I’ve had the best success setting up on old logging roads and game trails, then calling toms uphill. High-elevation toms don’t seem to mind working uphill to check out a seductive hen call, but you’ll be hard pressed to get them to work downhill.
I prefer setting up in timber as it’s protected from the elements—which is where turkeys usually reside in bad weather. I’ve had toms negotiate thick timber, dense stands of new growth, open units covered in brush, and the edges of burns to reach me. I’ve had a handful launch off an opposing ridge, coast more than a half-mile across a steep canyon and land right by me. The minute there’s a break in the weather, start calling and listen—nothing ignites an early season, backcountry tom like a ray of sunshine.
To locate toms, I like making loud fly-down cackles or cutts that carry far. As soon as a tom gobbles back, figure out where on the ridge it’s located and mark the point. Binoculars, even a spotting scope, can help pinpoint the bird.
Next, move onto the ridge and work the tom from above. Don’t call your way in like with low-elevation birds. Instead, pick your landmarks and get close to the tom before issuing subtle yelps and clucks. If the wind is in your face, calling loud will be necessary. If the wind is at your back, know that you likely won’t hear an approaching tom’s gobble, so keep a watchful eye and don’t move as these birds are wary, see in color, and have powerful vision.
With high-country toms, the more ground you can cover, the better. If you’re surrounded by birds, pitching a tent in that area can be a good move. You might also choose to cover ground with an ATV, mountain bike, even on horseback—all of which have their place.
As the season progresses, toms might become more vocal, but they can be harder to bring in. Toms know the hens in their area have been bred, and won’t budge. These toms focus on feeding, so as grass comes to a head, use that to your advantage to stalk in close, then call the bird in those final few yards.
A decoy isn’t necessary but can also help persuade a cautious tom to close the distance. I’ve had the best luck in the high country with a lone hen decoy, specifically a hen stuffer I made from a fall bird.
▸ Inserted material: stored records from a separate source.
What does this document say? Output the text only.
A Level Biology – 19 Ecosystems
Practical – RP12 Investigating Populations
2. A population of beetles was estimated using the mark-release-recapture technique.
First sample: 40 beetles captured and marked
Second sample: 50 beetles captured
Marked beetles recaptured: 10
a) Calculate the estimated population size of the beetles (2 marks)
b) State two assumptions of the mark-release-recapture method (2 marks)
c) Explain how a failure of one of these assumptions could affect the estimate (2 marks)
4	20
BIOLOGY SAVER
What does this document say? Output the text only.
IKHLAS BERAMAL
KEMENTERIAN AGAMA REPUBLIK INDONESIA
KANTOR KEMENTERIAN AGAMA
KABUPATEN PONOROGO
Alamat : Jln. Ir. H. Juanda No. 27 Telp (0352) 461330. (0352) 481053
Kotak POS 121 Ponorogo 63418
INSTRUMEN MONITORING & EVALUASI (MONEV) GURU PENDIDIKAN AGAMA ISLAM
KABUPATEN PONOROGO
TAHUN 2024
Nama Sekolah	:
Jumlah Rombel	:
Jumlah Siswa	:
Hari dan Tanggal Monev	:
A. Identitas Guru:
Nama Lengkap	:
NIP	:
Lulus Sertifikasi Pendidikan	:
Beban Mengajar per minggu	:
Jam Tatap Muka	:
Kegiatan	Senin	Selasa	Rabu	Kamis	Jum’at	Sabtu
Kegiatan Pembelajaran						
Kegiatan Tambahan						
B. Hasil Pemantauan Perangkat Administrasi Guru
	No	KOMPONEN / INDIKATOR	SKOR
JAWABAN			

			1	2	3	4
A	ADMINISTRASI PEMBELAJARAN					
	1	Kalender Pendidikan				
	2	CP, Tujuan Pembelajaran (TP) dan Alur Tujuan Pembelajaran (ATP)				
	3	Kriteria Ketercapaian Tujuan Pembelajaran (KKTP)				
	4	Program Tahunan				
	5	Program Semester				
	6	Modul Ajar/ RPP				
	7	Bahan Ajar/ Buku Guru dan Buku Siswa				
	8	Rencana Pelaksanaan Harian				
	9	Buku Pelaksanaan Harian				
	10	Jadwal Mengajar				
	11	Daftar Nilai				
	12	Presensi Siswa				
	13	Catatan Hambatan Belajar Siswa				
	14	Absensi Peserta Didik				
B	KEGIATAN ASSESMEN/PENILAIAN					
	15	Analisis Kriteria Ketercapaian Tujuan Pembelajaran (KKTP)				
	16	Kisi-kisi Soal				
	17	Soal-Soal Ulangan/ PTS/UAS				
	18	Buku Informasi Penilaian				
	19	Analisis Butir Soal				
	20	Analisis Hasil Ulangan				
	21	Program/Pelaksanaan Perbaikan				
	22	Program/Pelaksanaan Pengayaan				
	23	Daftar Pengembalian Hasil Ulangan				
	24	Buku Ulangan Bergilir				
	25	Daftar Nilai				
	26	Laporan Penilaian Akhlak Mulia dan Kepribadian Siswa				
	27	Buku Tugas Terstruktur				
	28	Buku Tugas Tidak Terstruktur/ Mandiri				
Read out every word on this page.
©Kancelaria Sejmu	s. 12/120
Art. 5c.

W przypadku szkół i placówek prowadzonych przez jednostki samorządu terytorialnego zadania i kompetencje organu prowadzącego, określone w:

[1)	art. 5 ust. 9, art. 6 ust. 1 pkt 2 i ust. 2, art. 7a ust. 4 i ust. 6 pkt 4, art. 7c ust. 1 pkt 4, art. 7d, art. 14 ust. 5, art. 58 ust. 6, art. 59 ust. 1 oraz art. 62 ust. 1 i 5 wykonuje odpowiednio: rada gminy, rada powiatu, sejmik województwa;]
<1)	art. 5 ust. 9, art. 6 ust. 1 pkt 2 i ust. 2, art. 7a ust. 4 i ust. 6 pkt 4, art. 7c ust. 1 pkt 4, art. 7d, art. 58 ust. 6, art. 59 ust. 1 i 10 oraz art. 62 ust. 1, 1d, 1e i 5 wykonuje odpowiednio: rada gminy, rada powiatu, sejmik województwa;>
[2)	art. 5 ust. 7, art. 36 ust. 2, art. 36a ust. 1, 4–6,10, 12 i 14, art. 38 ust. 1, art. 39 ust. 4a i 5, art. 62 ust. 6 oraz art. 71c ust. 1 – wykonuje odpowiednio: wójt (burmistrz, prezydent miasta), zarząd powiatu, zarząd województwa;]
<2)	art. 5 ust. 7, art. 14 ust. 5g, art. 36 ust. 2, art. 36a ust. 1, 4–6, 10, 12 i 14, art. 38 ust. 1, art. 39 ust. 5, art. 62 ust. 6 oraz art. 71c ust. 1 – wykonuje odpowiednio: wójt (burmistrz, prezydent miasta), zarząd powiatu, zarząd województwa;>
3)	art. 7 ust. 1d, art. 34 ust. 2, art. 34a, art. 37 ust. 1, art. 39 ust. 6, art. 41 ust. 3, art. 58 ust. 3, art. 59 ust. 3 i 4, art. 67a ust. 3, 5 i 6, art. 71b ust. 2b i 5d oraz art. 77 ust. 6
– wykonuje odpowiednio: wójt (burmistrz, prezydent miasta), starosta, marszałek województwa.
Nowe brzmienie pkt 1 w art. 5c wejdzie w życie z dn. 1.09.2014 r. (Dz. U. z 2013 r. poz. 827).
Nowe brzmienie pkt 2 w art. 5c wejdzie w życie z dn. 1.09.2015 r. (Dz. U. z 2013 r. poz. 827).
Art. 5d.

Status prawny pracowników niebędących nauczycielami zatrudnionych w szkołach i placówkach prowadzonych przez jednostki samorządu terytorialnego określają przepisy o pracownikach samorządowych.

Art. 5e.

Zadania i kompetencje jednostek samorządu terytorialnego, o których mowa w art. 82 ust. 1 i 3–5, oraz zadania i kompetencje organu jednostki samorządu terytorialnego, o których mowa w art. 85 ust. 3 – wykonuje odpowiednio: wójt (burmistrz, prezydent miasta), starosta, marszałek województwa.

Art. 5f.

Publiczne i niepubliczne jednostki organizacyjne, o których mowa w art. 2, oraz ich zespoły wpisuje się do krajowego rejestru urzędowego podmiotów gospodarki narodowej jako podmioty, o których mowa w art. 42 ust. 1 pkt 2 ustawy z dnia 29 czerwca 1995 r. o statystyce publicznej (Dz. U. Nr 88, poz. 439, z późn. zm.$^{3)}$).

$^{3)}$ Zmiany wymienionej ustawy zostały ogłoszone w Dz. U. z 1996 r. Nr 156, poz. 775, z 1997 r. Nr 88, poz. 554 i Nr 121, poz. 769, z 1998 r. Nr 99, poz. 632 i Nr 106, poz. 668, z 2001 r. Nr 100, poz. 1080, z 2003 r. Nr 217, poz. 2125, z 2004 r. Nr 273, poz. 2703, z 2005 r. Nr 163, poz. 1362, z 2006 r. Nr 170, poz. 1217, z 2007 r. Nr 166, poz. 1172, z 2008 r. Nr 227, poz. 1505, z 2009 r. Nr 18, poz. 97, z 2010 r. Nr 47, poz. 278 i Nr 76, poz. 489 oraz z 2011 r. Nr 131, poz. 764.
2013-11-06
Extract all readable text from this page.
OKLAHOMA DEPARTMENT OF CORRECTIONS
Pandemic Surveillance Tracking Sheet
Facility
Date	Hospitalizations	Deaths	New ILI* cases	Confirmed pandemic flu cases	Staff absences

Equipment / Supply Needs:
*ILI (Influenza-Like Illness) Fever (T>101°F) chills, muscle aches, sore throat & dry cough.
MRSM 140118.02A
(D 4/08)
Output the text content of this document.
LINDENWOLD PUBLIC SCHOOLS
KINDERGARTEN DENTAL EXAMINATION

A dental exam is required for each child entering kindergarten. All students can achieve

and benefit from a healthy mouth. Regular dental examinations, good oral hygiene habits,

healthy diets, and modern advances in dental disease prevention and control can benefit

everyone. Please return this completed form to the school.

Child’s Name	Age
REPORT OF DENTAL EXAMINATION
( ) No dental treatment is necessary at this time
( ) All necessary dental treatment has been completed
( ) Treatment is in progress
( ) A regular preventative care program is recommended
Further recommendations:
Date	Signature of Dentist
When you find toms in the backcountry, return to the same place the following season. Hens can live up to eight years and often nest in the same spot annually. If clutches survive, hen numbers can increase at higher elevations, so keep searching. Once birds hatch, the whole brood often drops to lower elevations where food and water are plentiful through summer, fall, and winter.
If you want to experience the ultimate spring turkey hunt, head to the mountains. The conditions can be brutal, the hunting a challenge, but you likely won’t see another hunter and the breathtaking beauty of the backcountry this time of year is something you’ll want more of.